There are still more than 1 billion people in the world without access to electricity, of which more than 430 million people are in developing Asia. We urgently need innovative ways to provide energy services and end-use applications in a socially, economically, and environmentally sustainable manner.
Solar is the world’s most available energy resource, much larger than all other resources combined. The amount of solar radiation hitting the earth every hour is more than the total global energy consumption per year. Moreover, solar resources are widely available between the Tropic of Cancer and Tropic of Capricorn, home to most of the world’s population lacking modern energy services.
As the cost of solar technologies continues to decline substantially, solar applications are becoming a more promising solution. These observations have underpinned the creation of the International Solar Alliance (ISA), initiated by the Government of India with the objective of mobilizing $1 trillion to deploy 1 trillion watts (1 terawatt) of solar energy systems in the developing world by 2030.

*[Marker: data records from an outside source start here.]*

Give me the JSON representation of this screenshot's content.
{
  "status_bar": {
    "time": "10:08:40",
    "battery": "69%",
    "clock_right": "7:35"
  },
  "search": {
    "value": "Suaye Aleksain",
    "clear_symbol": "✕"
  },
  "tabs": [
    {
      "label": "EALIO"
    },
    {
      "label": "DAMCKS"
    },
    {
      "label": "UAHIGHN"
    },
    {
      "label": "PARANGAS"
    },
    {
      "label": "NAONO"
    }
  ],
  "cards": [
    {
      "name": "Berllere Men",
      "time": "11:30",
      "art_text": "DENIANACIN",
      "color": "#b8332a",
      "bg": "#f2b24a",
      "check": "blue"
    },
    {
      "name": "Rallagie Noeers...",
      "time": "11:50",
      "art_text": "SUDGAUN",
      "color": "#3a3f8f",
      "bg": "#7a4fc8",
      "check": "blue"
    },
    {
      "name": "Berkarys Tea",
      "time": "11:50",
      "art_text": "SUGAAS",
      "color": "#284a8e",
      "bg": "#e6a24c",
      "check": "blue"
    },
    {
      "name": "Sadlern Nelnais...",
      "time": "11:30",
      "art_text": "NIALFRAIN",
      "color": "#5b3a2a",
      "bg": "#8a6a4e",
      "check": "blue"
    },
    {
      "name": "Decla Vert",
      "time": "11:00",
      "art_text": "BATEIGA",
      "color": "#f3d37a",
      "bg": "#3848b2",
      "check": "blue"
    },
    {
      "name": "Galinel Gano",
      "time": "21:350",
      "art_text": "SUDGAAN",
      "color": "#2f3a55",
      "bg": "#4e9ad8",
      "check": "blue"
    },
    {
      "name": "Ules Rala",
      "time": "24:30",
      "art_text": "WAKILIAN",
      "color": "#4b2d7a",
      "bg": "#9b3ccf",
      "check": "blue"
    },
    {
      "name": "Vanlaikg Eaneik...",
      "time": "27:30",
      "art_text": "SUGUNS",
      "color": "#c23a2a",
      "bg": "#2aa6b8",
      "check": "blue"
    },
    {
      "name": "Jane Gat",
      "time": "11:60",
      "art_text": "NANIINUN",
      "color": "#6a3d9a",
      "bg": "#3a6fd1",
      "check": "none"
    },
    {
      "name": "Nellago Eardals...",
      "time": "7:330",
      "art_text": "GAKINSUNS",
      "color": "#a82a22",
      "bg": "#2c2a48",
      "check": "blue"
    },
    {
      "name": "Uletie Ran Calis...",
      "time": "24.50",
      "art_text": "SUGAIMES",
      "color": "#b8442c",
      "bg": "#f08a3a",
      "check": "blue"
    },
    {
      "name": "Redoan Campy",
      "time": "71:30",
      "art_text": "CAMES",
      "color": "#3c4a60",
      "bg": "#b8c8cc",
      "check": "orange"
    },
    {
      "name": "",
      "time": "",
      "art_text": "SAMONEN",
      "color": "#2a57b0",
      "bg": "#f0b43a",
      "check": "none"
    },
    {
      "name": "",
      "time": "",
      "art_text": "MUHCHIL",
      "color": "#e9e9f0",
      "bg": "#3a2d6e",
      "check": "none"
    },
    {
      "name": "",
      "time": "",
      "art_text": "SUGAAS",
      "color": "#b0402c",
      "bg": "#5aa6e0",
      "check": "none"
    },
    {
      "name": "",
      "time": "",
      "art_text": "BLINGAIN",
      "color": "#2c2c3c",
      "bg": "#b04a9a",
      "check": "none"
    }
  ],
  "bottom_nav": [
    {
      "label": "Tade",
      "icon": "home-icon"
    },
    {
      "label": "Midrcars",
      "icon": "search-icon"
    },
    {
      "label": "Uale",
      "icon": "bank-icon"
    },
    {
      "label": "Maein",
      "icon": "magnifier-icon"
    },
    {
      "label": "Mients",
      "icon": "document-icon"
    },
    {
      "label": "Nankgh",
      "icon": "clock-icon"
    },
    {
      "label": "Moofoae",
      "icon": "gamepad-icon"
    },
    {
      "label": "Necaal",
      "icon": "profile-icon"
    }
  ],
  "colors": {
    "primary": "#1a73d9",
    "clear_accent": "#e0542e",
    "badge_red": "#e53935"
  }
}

ISA’s target is unprecedented in the realm of clean energy deployment, but not beyond the realm of possibility. In fact, the target of $1 trillion cumulative investments in solar energy globally within the next 12 years is not that ambitious given that in 2018 alone the world’s total investments in solar amounted to $130 billion.
However, most of these investments were concentrated in the People’s Republic of China, India, the US, Japan, and Europe, and have been very limited in the rest of the world. The real challenge is to mobilize $1 trillion in developing countries where solar energy resources have not yet been tapped in scale.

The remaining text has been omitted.